Over 100,000 GrabCar drivers supported deliveries as the transport business was heavily affected, with a 90% decrease in rides.
In September, almost 25% of food deliveries were completed by GrabCar drivers and over the period, the platform created earning opportunities for those in need with over 10,000 people joining Grab as drivers and delivery-partners.
The company has seen double-digit growth quarter-on-quarter.
Grab has expanded GrabCar, GrabFood and GrabMart coverage in several small towns in Peninsular Malaysia in the same month.
Meanwhile, Foodpanda revealed that between March and June, the total of its new riders had doubled compared to previous months.
“From March to July, over 20,000 new riders joined us.”
Foodpanda has ventured into daily grocery deliveries, called Shops, from over 3,500 vendors nationwide.
Vendors on Shops include Tesco, 7-Eleven, FamilyMart, Marks & Spencer, Watsons, Shell Select and Petron.
The service is also a launchpad for small and medium enterprises (SMEs) that are looking to move their businesses online.
Earlier this month, its new grocery delivery service Pandamart said it is set to have a warehouse in every major city nationwide.
It currently delivers out of warehouses to 25 locations, also known as dark stores, which are not open to the public.
Foodpanda dark stores director Ashutosh Gandhi said Pandamart offers over 3,500 items from over 100 local and international brands.
The platform will expand to Seremban, Negri Sembilan; Ipoh, Perak; Johor Baru; and Melaka this month.
With no signs of slowing down, more players are turning up to shake the ever-growing food delivery services scene.

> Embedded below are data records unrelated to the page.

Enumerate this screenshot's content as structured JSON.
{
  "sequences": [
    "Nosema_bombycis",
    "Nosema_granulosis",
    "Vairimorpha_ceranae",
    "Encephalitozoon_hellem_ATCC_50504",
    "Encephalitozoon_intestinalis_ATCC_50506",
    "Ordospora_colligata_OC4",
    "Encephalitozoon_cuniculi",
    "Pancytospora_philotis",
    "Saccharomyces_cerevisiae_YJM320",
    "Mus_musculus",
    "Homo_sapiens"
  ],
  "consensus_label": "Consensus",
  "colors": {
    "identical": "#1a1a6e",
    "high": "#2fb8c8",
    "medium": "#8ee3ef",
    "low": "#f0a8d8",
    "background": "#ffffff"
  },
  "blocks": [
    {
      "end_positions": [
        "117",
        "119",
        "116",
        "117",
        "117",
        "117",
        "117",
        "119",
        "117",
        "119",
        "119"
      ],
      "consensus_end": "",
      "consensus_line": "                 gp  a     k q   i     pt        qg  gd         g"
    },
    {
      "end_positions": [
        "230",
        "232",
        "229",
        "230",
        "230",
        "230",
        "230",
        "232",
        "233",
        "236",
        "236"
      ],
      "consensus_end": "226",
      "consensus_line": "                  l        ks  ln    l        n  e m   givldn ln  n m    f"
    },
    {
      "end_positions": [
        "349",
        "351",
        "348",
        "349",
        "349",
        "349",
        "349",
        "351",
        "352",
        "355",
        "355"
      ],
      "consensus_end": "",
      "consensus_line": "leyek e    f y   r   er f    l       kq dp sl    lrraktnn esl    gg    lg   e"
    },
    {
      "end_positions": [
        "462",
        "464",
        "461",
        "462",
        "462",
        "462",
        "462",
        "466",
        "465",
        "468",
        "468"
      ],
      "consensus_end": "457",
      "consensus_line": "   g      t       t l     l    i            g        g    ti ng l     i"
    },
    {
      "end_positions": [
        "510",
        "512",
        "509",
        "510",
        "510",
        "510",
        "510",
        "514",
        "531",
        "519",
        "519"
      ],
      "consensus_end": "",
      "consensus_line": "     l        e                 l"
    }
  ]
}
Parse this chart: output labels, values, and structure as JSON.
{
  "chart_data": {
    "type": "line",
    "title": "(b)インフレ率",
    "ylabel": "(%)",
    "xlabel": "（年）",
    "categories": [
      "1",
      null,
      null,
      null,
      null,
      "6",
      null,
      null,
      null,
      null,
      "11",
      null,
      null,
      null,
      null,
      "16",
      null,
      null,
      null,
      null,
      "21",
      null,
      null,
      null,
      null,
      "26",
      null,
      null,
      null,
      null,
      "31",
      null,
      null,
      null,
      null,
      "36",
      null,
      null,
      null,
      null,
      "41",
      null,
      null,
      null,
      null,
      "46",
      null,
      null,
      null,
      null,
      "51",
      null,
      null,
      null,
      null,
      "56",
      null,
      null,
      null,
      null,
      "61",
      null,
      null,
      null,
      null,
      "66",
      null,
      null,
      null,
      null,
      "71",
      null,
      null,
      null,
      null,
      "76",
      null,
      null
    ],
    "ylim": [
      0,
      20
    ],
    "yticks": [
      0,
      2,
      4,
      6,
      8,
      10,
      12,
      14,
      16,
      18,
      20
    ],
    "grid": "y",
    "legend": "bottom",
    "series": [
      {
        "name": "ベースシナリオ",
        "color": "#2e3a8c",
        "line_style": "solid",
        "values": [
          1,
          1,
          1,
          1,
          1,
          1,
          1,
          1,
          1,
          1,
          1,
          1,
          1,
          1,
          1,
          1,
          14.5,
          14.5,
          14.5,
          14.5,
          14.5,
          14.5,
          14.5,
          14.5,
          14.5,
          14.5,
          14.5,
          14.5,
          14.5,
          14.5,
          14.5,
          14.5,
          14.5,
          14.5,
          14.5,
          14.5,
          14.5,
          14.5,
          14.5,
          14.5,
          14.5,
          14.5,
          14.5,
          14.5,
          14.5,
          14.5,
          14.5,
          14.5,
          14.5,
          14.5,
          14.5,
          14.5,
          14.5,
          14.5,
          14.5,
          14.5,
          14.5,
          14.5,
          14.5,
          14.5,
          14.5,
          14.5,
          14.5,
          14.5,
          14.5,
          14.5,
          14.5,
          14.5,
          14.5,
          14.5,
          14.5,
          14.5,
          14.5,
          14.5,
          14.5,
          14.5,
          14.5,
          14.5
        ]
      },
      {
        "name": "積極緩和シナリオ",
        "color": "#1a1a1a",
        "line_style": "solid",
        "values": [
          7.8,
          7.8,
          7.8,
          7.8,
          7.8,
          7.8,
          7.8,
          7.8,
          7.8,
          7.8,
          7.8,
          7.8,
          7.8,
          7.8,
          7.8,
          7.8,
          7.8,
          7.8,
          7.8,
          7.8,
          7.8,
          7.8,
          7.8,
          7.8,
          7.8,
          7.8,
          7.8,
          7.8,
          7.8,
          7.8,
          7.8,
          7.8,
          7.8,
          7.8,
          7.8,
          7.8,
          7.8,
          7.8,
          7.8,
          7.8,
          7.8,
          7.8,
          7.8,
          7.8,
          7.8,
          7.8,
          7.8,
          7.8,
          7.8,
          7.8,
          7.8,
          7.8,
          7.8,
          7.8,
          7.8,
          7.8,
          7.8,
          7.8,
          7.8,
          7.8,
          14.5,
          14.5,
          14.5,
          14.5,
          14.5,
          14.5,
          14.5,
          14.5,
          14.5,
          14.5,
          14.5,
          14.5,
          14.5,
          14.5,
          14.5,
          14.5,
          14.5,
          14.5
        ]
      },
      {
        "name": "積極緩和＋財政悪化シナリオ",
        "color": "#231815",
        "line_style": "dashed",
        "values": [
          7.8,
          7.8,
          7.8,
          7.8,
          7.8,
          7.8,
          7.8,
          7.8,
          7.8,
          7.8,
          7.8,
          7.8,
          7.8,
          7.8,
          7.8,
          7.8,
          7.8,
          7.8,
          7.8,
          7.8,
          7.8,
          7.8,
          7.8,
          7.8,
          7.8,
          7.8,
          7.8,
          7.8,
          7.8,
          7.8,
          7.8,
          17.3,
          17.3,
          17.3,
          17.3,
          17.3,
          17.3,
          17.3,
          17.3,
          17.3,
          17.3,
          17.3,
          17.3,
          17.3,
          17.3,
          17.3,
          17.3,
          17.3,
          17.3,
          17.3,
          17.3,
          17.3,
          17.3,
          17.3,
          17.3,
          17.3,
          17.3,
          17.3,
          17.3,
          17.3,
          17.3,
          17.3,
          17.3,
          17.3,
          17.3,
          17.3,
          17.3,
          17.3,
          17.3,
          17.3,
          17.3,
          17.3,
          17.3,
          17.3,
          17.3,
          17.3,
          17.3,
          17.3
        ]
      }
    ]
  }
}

New player EatLokal was developed to be a community-focused group that can disrupt the digital landscape while improving the quality of service, pricing and approach to food delivery services.
Its CEO Stephen Francis said the platform began offering early access to the public across the Klang Valley in July within a 5km radius of the restaurant.
Some of the famous eateries onboard include YMT Healthy Vegetarian, W1 Dining & Cocktails, Concubine KL, Asian Rice Pot, The Locker & Loft and The Accidental Bakers.
In October, Perak became the first state to launch the Warong Rider delivery service in an effort to support SMEs and help generate employment opportunities for youths.
The initiative was launched by the state government in collaboration with the Federation of Malay Hawkers and Petty Traders Association, Idea Creative Technology and Digital Perak Corp Holdings.
The move is expected to create 1,200 jobs for Perak residents, especially the poor and those in the B40 group.
Warong Rider service differs from other delivery services as the fee imposed is far cheaper at only RM2 for the first 2km and 60 sen for a subsequent km.
Point-of-sale service provider StoreHub Sdn Bhd’s Beep Delivery is designed to make taking orders, accepting payments and finding drivers easy for food and beverage businesses.
StoreHub co-founder and CEO Fong Wai Hong believed that the platform can compete with GrabFood and Foodpanda through some of its key offerings including taking a lower percentage cut from stores for deliveries, as opposed to the current industry standard of 30% to 35%.